Informed Comment

Thoughts on the Middle East, History, and Religion

Juan Cole is President of the Global Americana Institute

Monday, September 25, 2006

Cole on Democracy Now

Streaming video of my appearance on Amy Goodman's "Democracy Now" today, as well as a transcript, is now available. Thanks to Amy for provocative and highly informed questions! What would we do without her? Send money.

5 Comments:

At 8:50 PM, Blogger Don Thieme said...

, coma?

 
At 1:26 AM, Blogger Michael Murry said...

Just a poetic thought about all those dead Iraqis and American GIs whom history will someday regard as merely commas:

Killed for a comma
Midway through his sentence
Some orders from a cipher
Put a period to the essay of his life
.

 
At 10:32 PM, Blogger Arnold Evans said...

The transcript discusses how Ahmadinejad is obsessed with Israel.

The West really is going to have to deal with this issue rather than call mainstream thought in the middle east "anti-semitic" "extreme" or now "obsessed".

First on the issue of breaking up Iraq, and Nasrallah's claims that that was the model outcome for Lebanon that Israel hoped to bring about in this war, common sense says that Israel prefers divided regional rivals to unified ones. France preferred Italy divided. Austria preferred Germany divided. British policy from before its rise to empire until today is to ensure that the continent remains divided and that there is no one dominant power there. Israel wants the same thing. To acknowledge that is not anti-semitic or obsessed. Even if there were no Israeli policy makers who had said so publicly, which there are, it is just common sense.

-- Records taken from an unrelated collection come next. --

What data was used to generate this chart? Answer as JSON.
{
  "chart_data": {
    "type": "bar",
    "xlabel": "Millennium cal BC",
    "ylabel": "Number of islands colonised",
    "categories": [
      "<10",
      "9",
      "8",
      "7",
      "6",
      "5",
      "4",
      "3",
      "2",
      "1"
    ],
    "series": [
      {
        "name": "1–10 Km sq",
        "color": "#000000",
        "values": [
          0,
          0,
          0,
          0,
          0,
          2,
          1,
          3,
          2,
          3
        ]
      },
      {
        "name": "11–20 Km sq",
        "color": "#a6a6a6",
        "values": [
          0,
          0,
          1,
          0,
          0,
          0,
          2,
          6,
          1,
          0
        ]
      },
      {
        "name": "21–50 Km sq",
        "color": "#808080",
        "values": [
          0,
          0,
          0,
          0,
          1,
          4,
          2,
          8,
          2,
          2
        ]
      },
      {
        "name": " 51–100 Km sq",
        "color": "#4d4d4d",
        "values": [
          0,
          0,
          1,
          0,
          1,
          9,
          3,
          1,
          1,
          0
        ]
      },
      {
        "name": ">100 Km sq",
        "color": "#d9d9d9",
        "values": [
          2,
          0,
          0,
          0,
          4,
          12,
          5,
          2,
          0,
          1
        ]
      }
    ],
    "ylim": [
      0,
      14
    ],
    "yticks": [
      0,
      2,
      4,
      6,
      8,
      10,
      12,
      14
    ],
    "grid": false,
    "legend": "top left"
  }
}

Most people in the Middle East oppose Zionism as a political ideal. The West, if it believes it is right (and that is actually doubtful) should engage the Middle East in debate. Tony Blair believes there is a war of ideas. He should say that the reason there has not been an injustice done to the Palestinians in the creation of Israel is ... The reason any injustice should not be corrected by allowing a Palestinian majority to be restored is ... The reason it is not acceptable for the Palestinian refugees to be put into a position to vote down Israel as a political state is ...

Instead of a political debate, the West cries "you're antisemitic" "you're obsessed". What happened to "I can demonstrate that you're wrong on the issue"?

The West chooses to starve Palestinians who vote for Hamas. Two thirds still do not believe they should permanently accept Israel.

The vast majority of Palestinians, are extreme by this definition, which kind of stands the concept of "extreme" on its head. They are not "moderate" like the tiny minority, including dictators, that wants to cooperate with Israel in the West.

The choice is to either permanently impose puppet dictatorships on most of the "obsessed" "anti-semitic" people of the Middle East, or coming to a reasoned accommodation, accepting that the people of the Middle East just might be right.

It is impossible to see how any state that is not already a pro-US/pro-Zionist dictatorship could plausibly become one. So that option is out. That includes Iraq, which is and will be just as anti-Zionist as Lebanon, Syria or Iran. You may be able to overthrow Syria and get, guess what, another anti-Zionist state. Less plausibly you can overthrow Iran and get, another anti-Zionist state.

So the United States, which is thousands of miles away but gives Israel more foreign aid than the entire much poorer continent of Africa - while half of aid to Africa is in the form of a bribe to Egypt to keep peace with Israel - can sit back and call Middle Easterners "obsessed" but eventually this is an issue that has to be dealt with on a more mature level than name calling.

And like a withdrawal from Iraq, putting off the day when it happens makes the situation worse, not better.

 
At 11:46 PM, Blogger Unknown said...

Dear Juan,
I saw the show with you yesterday. Nicely done. Would that shows like that got the distribution they deserve.

Speaking of which, Keith Olbermann's MSNBC Countdown editorial on Clinton's takedown of Chris Wallace made my jaw drop three or four times. It's almost surreal seeing and hearing someone speak the truth about Bush in a corporate media program. Even after watching it twice, it's hard to believe it really happened. I can't believe my own eyes and ears anymore. That's how bad the disinformation has gotten. Did you see it?
Mark Anderson

 
At 12:57 AM, Blogger karlof1 said...

It's really unfortunate that Cheney/Bush won't become a footnote because their policies will go on killing for generations. Buchanan was bad, Hoover was bad, Grant was bad, and there's a reason we rate them that way: Their ineptness at facing the crises of their times made the future grim for millions. It is this legacy I see for the US and World. No future administration, no matter how well led, will be able to undo the gross crimes of Cheney/Bush.